Some issues we found with using bug prediction tools in practice
have to do with the following properties that bug prediction tools should have in some cases:

* _Obvious reasoning_: If a tool has no clear reasoning users might quickly discard the
  tool, because they do not understand why a file is bug-prone [@Lewis2013].
* _Bias towards the new_: For some metrics this feature is required,
  because otherwise it would be impossible to 'fix' a file,
  it will remain to be bug-prone even if completely rewritten [@Lewis2013].
* _Actionable messages_: Messages shown by bug prediction tools must be actionable.
  The user must be able to perform an action to fix the problem with the file,
  otherwise users will not know what to do with the tool [@Lewis2013].
* _Noise problem_: It turns out that if data which is used for the historical changes
  contains noise this has a large impact on the performance of the model.
  Since the data is mostly mined from software repositories this will contain noise [@Kim2011].
* _Granularity_: Most methods we found work on a class- or file-based granularity,
  having a lower level of granularity could improve the usefulness of the prediction for
  developers [@giger2012].


### RQ2: Actionable tools for developers
The only paper that tackles this question is by Lewis et al.,
in which the authors deploy bug predicting software to developers
workspaces and evaluate developers behaviour after and before having the software [@Lewis2013].
In this study they conclude currently,
fault prediction does not provide actionable tools for developers.

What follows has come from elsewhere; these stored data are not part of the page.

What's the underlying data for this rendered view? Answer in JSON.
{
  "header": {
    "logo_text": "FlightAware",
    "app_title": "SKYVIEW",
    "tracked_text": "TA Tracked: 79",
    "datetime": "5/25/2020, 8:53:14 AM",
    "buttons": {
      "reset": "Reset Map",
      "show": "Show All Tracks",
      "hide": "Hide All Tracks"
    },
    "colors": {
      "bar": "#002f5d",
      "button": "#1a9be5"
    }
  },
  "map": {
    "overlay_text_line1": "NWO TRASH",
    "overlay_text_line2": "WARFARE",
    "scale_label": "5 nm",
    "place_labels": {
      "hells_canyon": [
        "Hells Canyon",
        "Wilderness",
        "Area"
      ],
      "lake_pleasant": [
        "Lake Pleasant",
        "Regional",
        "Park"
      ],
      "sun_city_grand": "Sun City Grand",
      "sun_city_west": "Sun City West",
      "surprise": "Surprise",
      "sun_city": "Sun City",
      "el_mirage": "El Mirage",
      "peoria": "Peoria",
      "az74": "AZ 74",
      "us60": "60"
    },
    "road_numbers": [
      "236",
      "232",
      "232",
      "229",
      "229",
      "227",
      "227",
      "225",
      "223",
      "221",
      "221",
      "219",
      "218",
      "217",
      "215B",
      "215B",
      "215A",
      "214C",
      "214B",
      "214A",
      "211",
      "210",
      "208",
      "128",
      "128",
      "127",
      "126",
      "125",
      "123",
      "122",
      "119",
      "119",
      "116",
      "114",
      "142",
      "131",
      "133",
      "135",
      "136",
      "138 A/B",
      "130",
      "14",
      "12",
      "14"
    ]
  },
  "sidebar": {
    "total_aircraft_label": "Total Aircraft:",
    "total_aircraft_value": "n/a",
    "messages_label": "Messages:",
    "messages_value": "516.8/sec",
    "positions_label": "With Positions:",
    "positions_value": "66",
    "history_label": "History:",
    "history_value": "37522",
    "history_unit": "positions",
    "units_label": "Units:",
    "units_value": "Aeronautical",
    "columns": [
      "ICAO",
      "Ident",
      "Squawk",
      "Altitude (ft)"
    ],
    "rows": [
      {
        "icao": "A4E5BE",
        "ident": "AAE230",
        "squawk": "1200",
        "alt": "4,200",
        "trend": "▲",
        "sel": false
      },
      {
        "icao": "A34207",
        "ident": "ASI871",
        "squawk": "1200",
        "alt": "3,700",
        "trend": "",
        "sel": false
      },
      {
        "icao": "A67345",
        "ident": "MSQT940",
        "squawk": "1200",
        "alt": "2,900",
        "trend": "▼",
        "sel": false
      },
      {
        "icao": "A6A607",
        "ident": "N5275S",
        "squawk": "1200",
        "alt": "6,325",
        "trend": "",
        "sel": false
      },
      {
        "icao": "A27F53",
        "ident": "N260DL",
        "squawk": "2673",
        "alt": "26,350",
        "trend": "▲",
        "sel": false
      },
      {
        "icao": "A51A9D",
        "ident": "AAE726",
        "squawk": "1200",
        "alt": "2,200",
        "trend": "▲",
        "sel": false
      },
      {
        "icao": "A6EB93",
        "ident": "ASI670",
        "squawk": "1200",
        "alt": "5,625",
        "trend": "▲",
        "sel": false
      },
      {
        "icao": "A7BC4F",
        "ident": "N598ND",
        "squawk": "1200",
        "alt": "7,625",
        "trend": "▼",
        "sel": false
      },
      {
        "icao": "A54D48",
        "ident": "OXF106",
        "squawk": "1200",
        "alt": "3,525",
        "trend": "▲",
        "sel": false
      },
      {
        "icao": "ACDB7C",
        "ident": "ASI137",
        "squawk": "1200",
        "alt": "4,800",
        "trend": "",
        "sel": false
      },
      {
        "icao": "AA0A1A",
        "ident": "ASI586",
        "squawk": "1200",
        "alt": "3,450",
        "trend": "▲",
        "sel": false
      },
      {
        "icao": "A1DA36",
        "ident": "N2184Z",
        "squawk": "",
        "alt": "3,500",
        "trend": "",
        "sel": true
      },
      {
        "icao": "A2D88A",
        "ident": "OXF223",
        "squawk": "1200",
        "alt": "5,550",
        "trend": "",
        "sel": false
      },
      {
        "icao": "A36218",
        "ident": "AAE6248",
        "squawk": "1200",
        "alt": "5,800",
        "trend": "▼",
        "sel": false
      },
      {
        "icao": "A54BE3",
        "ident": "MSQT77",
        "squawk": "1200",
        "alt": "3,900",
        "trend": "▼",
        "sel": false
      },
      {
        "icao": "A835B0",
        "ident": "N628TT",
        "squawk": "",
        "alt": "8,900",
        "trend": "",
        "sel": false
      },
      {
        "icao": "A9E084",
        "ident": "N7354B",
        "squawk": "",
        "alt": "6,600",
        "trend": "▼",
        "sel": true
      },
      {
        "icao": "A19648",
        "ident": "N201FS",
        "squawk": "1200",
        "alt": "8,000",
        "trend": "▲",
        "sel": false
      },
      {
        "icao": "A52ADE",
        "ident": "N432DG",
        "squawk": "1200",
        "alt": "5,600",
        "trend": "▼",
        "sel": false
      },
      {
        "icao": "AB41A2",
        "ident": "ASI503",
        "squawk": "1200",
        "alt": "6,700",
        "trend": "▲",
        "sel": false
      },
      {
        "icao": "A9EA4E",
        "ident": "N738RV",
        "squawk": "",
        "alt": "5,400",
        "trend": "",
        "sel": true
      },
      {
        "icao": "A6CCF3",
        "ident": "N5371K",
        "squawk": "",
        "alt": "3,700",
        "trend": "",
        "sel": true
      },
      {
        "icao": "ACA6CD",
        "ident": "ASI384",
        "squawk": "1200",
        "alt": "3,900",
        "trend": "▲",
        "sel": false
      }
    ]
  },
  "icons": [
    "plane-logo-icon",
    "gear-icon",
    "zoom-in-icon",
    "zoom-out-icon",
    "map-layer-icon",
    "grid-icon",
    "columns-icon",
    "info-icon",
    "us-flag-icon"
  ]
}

To answer this questions we found no more information in scientific papers,
so we had to look outside of the academic world in order to see if this techniques are
being used by developers.
After some research we concluded that bug prediction is not currently being used on developers,
and we, as in reference @Lewis2013,
think that maybe bug prediction is supposed to be used for software quality in order to find
the places where we should invest the project resources
instead of helping developers write code without bugs.


### RQ3: Open challenges and future work
We believe that the bug prediction field still has a lot
of open challenges, for example, the use of developer-related factors in the predictions.
Still no strong conclusions have been found, so this field requires a lot of further investigation
to be able to find better models and useful applications of this techniques.
All this challenges are anchored to a very hard to prove external validity.

In conclusion, bug prediction is still a partially explored area,
and even though some algorithms have proven to be successful to some degree,
we still lack more evidence and more reliable algorithms so they can be applied in the real world.